Mrs Goodman would have said something hard and destructive, only she saw that Theodora was now strong, and for this reason she did not dare. Theodora was removed. She had the strength of absence, Mrs Goodman saw. This made her very strong. It was also rather immoral, the strange, withdrawn mood that one could not share. In her failure to find words Mrs Goodman’s old, soft-fed stomach grizzled and complained.
‘I am not feeling very well. I think I shall go to bed. It is something I have eaten.’

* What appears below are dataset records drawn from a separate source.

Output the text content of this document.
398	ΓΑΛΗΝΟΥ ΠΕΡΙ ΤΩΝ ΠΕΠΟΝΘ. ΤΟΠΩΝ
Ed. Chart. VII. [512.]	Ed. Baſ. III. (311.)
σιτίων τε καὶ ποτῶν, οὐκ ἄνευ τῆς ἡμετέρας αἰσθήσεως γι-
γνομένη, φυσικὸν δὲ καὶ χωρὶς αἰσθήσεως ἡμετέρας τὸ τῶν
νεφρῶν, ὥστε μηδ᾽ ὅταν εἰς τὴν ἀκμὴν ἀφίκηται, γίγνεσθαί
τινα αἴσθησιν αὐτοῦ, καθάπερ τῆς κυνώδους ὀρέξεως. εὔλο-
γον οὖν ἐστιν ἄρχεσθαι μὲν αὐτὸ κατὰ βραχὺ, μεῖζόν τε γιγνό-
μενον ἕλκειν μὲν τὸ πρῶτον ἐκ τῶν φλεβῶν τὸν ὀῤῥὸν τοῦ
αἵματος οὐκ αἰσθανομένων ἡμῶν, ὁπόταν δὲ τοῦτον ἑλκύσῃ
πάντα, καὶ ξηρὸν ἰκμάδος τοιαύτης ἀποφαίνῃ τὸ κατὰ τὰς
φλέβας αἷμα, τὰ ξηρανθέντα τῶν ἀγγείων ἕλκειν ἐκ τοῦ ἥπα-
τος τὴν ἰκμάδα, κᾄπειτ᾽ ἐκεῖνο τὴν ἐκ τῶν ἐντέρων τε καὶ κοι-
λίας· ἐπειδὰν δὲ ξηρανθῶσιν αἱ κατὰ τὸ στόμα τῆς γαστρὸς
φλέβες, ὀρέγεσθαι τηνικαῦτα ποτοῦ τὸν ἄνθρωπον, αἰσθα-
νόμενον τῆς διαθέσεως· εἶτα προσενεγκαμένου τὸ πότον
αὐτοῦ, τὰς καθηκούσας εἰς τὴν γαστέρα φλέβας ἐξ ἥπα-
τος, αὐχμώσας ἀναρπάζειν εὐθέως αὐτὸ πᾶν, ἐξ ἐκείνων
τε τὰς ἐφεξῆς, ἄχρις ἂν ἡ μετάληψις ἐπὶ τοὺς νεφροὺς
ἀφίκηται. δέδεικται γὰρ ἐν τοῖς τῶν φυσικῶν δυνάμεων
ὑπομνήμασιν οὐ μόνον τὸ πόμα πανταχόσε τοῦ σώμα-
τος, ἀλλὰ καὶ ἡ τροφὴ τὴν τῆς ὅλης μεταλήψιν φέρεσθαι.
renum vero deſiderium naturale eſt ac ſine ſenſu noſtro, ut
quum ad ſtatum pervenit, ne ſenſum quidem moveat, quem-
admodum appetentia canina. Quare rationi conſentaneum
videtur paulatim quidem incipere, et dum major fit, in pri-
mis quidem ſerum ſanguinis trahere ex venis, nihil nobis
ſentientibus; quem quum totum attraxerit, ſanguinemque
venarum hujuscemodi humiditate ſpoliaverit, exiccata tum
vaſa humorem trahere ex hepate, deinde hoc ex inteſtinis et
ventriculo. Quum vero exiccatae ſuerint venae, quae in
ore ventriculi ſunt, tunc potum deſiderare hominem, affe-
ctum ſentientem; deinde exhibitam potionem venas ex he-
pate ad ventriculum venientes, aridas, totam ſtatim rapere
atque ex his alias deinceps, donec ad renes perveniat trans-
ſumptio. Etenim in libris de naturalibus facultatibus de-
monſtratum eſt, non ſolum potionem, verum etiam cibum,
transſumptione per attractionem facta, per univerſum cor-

But the absence of Theodora persisted, and in the morning. Many mornings trumpeted across the bay their strong hibiscus notes. The mornings smelled of nasturtium, crushed by the bodies of lovers on a piece of wasteland at night. Theodora sat sometimes to remember the music she had heard. At these times she sat and looked at the piece of wasteland which was between their thin house and the bay. And the music which Moraïtis had played was more tactile than the hot words of lovers spoken on a wild nasturtium bed, the violins had arms. This thing which had happened between Moraïtis and herself she held close, like a woman holding her belly. She smiled. If I were an artist, she said, I would create something that would answer him. Or if I were meant to be a mother, it would soon smile in my face. But although she was neither of these, her contentment filled the morning, the heavy, round, golden morning, sounding its red hibiscus note. She had waited sometimes for something to happen. Now existence justified itself.